Farah also claims, "Knowing the kind of people who listen to Hooper, it is very dangerous to be mislabeled as an anti-Muslim extremist who suggested air-dropping pig's blood over Afghanistan."Bartholomew responds:
Farah wants us to believe that Hooper has put him danger because WND has just published a book of ex-Muslim testimonies (with an Islamic portrait of Muhammad on the cover for good measure), and he is desperate to concoct a controversy around it. His target readers, however, will be perplexed as to why Farah is now trying to distance himself from the anti-Muslim views which he has been feeding them for years.
That, and pretending to be surprised by the idea that Muslims might be offended by the fact that a new WND-published book, "Why We Left Islam," has an image of Muhammed on it when provoking outrage was the precise reason for doing it in the first place.
Farah has been aggressive about demanding a "retraction and apology" over CAIR's claim.
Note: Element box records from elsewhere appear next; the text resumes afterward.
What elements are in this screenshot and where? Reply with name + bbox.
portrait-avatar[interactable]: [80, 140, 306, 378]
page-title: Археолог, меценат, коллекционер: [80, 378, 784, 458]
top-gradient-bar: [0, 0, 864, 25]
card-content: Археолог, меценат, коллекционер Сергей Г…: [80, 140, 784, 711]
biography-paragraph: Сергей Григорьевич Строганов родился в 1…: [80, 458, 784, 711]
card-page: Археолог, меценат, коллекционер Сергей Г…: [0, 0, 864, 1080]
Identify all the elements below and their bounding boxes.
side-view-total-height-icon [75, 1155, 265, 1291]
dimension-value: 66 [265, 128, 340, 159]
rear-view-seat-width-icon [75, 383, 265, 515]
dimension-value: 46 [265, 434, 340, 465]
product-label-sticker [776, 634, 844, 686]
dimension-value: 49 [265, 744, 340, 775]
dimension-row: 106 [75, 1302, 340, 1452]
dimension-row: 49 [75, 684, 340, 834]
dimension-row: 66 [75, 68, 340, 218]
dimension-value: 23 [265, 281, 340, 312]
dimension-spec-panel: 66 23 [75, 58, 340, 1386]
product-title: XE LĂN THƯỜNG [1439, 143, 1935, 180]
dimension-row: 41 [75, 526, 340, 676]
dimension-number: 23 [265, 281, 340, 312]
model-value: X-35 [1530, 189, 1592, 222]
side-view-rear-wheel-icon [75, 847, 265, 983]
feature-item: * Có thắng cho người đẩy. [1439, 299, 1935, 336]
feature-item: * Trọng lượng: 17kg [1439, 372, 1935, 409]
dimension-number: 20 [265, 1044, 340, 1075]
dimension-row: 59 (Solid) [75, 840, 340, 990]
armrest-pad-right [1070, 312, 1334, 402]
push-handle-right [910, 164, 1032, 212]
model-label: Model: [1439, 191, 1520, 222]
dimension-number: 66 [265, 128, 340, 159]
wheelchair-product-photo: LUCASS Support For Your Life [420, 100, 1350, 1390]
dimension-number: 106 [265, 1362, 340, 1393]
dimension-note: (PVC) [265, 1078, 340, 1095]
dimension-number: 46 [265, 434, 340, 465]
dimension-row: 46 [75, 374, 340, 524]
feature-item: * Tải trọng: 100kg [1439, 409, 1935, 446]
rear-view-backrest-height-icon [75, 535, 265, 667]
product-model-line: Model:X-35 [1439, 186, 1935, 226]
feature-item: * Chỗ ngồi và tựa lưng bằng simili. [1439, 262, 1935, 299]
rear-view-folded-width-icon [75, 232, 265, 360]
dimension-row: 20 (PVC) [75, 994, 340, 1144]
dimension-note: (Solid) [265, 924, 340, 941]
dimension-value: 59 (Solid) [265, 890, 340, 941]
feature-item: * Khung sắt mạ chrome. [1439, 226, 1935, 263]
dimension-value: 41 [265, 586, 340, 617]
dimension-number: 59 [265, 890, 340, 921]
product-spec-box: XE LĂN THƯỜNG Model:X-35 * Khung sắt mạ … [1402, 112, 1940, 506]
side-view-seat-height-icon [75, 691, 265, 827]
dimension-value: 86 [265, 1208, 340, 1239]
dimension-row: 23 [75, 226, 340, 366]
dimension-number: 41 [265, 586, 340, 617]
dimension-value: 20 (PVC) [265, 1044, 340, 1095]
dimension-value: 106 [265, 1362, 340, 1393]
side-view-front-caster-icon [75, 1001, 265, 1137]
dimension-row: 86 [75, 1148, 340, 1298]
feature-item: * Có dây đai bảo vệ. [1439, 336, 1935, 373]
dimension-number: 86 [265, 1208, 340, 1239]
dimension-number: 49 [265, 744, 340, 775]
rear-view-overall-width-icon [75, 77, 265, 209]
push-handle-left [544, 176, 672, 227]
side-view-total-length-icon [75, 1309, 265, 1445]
Yet it took WND seven years to admit that it had published false claims about an Al Gore supporter (in which he was labeled a drug dealer and arsonist) and to "regret whatever harm occurred" -- and only then just before a libel lawsuit was to go to trial. What gives Farah the right to demand that his own grievances be addressed any faster than that?
P.S. WND's April 26 "news" article on the Farah-CAIR contretemps fails to mention Sperry's column -- the basis for the entire controversy -- at all.
P.P.S. In ConWebWatch's eight years of writing about WND, Farah has never once publicly demanded, CAIR-like, that we retract or apologize for anything we wrote. Consider that an endorsement of our veracity.